STEP 5 HF sub bands restoration

When the cluster process is completed, for each cluster, we use RANSAC algorithm [12] to wipe off some mismatching points, and calculate the transformation matrix according to the rest of matching key points. Then we use the transformation matrix to all points in the cluster, make perspective transformation of the patches and paste them to the HF restoration sub bands to get the restored HF sub band images \( H_{r} \).

STEP 6 Wavelet inverse transform

2-level inverse wavelet transform is used at this step. In the first level, \( LL_{1de} \) is got from \( LL_{de} \) and \( H_{r2} \). Similarly, the final reconstructed image is produced by the second transform level.

4 Experimental Results

The facial database Utrecht ECVP [13] is used as our experimental image database. There are 131 images taken from 49 men and 20 women whose expression is usually natural or smile. The image resolutions is 900 \( \times \) 1200 for all images. Each person has 1–3 pictures. The sense organs and hair cuts are different between different persons. We pick 6 images as the input image and the input image need to be removed from the database. After we get the reconstructed image, we compared it with HEVC and JPEG2000. The input images are shown in Fig. 2.

Fig. 2.
figure 2

Input images. From left to right marked “a” to “f”.

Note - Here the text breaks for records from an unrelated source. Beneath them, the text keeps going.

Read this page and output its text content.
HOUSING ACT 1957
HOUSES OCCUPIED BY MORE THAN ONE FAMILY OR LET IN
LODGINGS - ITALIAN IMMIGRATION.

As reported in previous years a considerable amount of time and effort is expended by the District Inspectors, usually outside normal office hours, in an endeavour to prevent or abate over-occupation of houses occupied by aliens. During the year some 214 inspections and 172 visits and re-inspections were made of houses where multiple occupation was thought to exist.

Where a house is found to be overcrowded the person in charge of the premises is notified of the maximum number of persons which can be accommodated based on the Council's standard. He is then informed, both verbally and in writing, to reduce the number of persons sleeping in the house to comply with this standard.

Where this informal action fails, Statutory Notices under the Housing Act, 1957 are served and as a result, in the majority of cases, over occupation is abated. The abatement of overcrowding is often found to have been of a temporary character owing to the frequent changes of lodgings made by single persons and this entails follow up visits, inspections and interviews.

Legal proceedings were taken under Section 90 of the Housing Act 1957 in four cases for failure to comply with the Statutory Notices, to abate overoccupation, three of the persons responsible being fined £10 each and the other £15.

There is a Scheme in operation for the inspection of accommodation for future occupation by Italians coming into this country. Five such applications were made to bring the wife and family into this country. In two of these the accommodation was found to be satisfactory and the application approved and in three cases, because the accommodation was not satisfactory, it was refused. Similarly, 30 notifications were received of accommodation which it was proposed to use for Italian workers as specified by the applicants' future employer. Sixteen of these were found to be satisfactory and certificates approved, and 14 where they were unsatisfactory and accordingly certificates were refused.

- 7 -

Basic information of the input images are shown in Table 1.

Table 1. Basic information of input images

Take image b as an example, the reconstructed image is shown in Fig. 3. The comparison of compress ratio and image quality is shown in Tables 2 and 3.

Fig. 3.
figure 3

The reconstructed results of image b. In the row (a), images from left to right: input image, proposed algorithm, HEVC, JPEG2000. The second row is the corresponding details. In the row (b), details from left to right: proposed algorithm, HEVC, JPEG2000.

Table 2. Comparison of compression ratio
Table 3. Comparison of image quality

From Fig. 3 we can see our coding scheme has a satisfactory subjective visual effect. Under high compression ratio, details of HEVC-coded images will become blurred, and JPEG2000 would appear blocking artifact.

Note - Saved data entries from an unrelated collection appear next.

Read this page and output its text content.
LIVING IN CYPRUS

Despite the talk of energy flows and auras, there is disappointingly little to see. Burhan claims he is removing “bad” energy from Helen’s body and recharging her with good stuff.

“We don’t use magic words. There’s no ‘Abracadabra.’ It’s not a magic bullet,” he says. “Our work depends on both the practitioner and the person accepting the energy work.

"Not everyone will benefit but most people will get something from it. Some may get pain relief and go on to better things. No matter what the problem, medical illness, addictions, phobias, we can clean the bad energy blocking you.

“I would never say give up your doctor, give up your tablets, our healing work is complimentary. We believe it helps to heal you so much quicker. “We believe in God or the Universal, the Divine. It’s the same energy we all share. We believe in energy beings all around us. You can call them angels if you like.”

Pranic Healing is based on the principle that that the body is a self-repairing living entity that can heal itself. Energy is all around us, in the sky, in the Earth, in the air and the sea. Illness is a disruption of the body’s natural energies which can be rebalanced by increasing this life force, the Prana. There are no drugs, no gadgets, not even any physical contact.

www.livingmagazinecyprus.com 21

Table 2 shows the comparison of compression ratio between proposed algorithm, HEVC and JPEG2000. In our experiment, when doing the LF sub band encoding, we set the VQ to 31, the compression ratio of proposed algorithm is shown on the first line of compression ratio table. When compared to HEVC, making compression ratio of HEVC close to that of proposed algorithm, the corresponding PSNR and SSIM is shown in Table 3. We can see that compared with HEVC, when the compression ratio is close to or higher than HEVC, the proposed algorithm has a higher PSNR and SSIM. When compared to JPEG2000, we set the JPEG2000 to the highest compression ratio it can reach. We can see that when the compression ratio of proposed algorithm is much higher than that of JPEG2000, the PSNR and SSIM of proposed algorithm can be equal or better than JPEG2000.

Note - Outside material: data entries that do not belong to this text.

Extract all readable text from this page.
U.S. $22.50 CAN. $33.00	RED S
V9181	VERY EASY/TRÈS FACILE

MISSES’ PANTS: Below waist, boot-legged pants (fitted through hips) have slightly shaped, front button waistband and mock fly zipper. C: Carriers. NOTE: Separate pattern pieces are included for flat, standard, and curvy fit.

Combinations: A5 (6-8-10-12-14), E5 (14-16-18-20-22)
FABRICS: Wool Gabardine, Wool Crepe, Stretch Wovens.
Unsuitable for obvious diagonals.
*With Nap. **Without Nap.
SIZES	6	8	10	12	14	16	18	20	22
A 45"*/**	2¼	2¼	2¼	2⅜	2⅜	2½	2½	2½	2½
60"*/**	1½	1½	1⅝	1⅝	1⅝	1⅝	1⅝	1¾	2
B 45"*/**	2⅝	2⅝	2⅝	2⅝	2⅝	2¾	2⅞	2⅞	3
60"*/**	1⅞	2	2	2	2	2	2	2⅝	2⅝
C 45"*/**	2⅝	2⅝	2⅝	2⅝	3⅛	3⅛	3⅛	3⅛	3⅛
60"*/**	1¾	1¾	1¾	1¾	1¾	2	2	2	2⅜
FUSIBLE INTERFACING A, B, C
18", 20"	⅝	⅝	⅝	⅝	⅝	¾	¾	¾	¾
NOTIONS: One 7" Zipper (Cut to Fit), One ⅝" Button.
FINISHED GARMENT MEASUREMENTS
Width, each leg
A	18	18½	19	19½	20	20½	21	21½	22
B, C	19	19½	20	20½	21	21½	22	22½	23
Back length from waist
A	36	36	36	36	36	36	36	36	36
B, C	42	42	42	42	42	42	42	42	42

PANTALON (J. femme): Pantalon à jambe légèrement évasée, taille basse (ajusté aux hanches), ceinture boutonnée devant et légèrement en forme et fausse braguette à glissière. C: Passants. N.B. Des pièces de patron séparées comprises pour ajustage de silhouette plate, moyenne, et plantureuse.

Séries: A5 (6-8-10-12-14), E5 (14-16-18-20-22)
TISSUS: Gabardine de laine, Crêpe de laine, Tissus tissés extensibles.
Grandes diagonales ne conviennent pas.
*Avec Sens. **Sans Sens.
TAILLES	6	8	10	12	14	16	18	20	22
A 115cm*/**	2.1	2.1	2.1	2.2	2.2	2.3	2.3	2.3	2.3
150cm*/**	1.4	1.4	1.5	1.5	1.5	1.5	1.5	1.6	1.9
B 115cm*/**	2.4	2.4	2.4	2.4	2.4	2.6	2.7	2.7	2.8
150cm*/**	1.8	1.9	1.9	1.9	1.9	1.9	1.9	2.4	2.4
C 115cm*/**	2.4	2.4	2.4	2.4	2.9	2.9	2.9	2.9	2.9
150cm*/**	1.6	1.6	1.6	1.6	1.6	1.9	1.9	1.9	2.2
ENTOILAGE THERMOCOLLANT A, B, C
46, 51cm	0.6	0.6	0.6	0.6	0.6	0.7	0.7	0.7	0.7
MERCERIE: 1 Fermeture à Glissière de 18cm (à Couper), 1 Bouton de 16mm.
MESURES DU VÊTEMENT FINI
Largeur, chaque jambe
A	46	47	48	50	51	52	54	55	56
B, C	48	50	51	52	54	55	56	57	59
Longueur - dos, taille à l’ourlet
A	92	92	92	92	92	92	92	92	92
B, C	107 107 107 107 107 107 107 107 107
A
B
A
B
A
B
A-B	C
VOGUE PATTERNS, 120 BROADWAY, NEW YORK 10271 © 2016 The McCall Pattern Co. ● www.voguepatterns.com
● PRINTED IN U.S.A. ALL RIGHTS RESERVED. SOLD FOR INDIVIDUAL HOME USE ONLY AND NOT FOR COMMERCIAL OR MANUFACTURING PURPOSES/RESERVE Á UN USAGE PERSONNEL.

From the experiment we can see that the proposed coding method has a good performance not only in compression ratio but also in the image quality of reconstructive image. A further optimization will be used to the feature detection step to improve the coding performance.

5 Conclusions

This paper proposed a novel facial image coding scheme in the transform domain base on SIFT. The input image is first decomposed into low frequency sub band image and high frequency sub band images by wavelet transform. While the high frequency part is encoded according to SIFT descriptors rather than pixel value at the encoder side. SIFT-match is used at the decoder side to restore the high frequency images. Final reconstructed image is obtained by inverse wavelet transform. Experimental results show high compression ratio of our coding scheme. However, it still needs to be improved for processing edge information.